Drive-in theaters linger in dwindling numbers but they’re dinosaurs. Movie theaters are lumbering toward the same fate. A few art house theaters showing old physical movies on reels will continue, sure, but the mass-market theater is on the way out.
As with music, from 78s, to LPs, to cassette tapes, to CDs … to downloading digital product. Electrons win, hands down, and in the process made virtually all music free for anyone to hear when and how they wish. Making money selling recordings is barely a thing anymore. Release music, it’s a free-for-all instantly.
Now eBooks are going the way of music, meaning no creators will be able to make a living, everyone wants to download them free, and there’s no respect for, or ability to discern, good from shit writing.
Not to mention the complete disregard of intellectual property, which we saw begin to decay when sampling became common, and DRM proved ridiculous. It is not possible to control a digital item once it’s released to the public.
Pirating and plagiarism is standard now, even with big names, in music and in literature. Soon movies will succumb, too, as better programs are released to allow home editing, switching of characters, and reviving of long-gone actors, voices, and even set decorations.
Putting words in line to form well-expressed thoughts, to communicate clearly the thinking of one person to others, is now affected by Otto, the automatic “correction” of spelling and grammar, which as often as not reduces things to a lowest common denominator parade of howlers and idiocies.
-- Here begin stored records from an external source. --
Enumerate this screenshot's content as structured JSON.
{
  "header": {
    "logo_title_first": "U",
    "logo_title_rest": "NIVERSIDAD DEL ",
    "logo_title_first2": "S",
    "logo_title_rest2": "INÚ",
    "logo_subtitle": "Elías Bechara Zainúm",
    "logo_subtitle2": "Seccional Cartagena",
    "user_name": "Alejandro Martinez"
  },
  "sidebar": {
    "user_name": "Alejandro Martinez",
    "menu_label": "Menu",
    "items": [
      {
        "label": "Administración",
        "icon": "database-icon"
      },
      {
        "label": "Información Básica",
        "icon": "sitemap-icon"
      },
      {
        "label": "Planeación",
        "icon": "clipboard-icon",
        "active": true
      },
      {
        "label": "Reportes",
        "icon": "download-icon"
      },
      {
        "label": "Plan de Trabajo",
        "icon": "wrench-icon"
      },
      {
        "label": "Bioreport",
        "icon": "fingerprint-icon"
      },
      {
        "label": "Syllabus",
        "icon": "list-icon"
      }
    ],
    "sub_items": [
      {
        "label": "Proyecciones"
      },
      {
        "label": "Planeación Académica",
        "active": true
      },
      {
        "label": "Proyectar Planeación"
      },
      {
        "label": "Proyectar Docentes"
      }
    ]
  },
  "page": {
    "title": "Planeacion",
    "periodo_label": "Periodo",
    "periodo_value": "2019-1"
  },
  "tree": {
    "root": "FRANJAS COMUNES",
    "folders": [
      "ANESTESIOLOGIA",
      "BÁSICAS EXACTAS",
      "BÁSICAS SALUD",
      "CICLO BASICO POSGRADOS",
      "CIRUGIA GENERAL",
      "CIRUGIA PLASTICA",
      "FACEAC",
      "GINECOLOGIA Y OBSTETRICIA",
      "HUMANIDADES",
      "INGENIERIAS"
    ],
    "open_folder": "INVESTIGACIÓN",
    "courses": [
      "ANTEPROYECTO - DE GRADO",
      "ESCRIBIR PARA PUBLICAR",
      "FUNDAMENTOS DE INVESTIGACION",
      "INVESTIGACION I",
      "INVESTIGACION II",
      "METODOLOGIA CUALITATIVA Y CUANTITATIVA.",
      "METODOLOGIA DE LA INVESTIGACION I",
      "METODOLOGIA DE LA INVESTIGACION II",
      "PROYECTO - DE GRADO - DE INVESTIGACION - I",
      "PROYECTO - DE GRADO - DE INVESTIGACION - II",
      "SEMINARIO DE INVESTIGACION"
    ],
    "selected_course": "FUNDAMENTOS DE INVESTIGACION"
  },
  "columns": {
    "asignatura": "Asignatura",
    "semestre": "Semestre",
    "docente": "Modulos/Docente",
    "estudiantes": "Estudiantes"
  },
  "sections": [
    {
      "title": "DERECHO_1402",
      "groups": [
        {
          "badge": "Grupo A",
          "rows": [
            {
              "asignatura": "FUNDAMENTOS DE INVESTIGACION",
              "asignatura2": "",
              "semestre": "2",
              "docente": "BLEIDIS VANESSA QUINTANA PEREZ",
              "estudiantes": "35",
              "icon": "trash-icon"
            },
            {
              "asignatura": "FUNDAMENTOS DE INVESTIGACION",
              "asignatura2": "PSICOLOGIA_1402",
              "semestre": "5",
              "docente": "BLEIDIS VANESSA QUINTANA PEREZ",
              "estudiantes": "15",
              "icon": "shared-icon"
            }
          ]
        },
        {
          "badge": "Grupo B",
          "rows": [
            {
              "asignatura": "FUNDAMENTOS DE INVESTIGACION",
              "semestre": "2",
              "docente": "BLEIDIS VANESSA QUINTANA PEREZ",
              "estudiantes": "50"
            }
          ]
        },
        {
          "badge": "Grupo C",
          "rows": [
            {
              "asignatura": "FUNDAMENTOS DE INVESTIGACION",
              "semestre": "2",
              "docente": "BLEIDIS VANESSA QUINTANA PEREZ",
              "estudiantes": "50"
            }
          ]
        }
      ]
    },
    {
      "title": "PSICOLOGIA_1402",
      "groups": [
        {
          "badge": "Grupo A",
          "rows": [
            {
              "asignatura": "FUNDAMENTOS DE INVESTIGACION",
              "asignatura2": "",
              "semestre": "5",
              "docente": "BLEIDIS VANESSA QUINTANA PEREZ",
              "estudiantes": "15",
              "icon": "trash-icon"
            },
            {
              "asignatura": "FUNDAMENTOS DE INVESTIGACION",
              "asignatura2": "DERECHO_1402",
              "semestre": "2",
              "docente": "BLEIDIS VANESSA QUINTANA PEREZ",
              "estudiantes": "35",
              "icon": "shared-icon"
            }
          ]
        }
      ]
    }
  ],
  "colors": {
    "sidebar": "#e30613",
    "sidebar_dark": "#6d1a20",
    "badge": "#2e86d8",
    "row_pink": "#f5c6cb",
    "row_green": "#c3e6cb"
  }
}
It’s also affected by the artificial popularity and ease of access to audience, the instant feedback of trolls and flame wars and comments, and let’s not forget it’s affected by the fat part of the Bell Curve, too, where we find plot-point readers, disregard for quality prose, and an infantile grasp of subtlety. Anti-intellectualism holds sway online, so publish at a third-grade level or lower, if you want any kind of readership.
Sounds grim, a death-knell being rung, if not a neck being wrung by the strangling of populism. Standards are sneered at, goals torn down, and past accomplishments mocked instead of emulated. Coarse, crass, and cheap is what’s wanted, and more of it fast.
I don’t like publishing at ALL and I think there’s room for a total revamp. Thing is, how are we going to go about sustaining writers and artists while maintaining a new marketplace that won’t pay and doesn’t care who does what?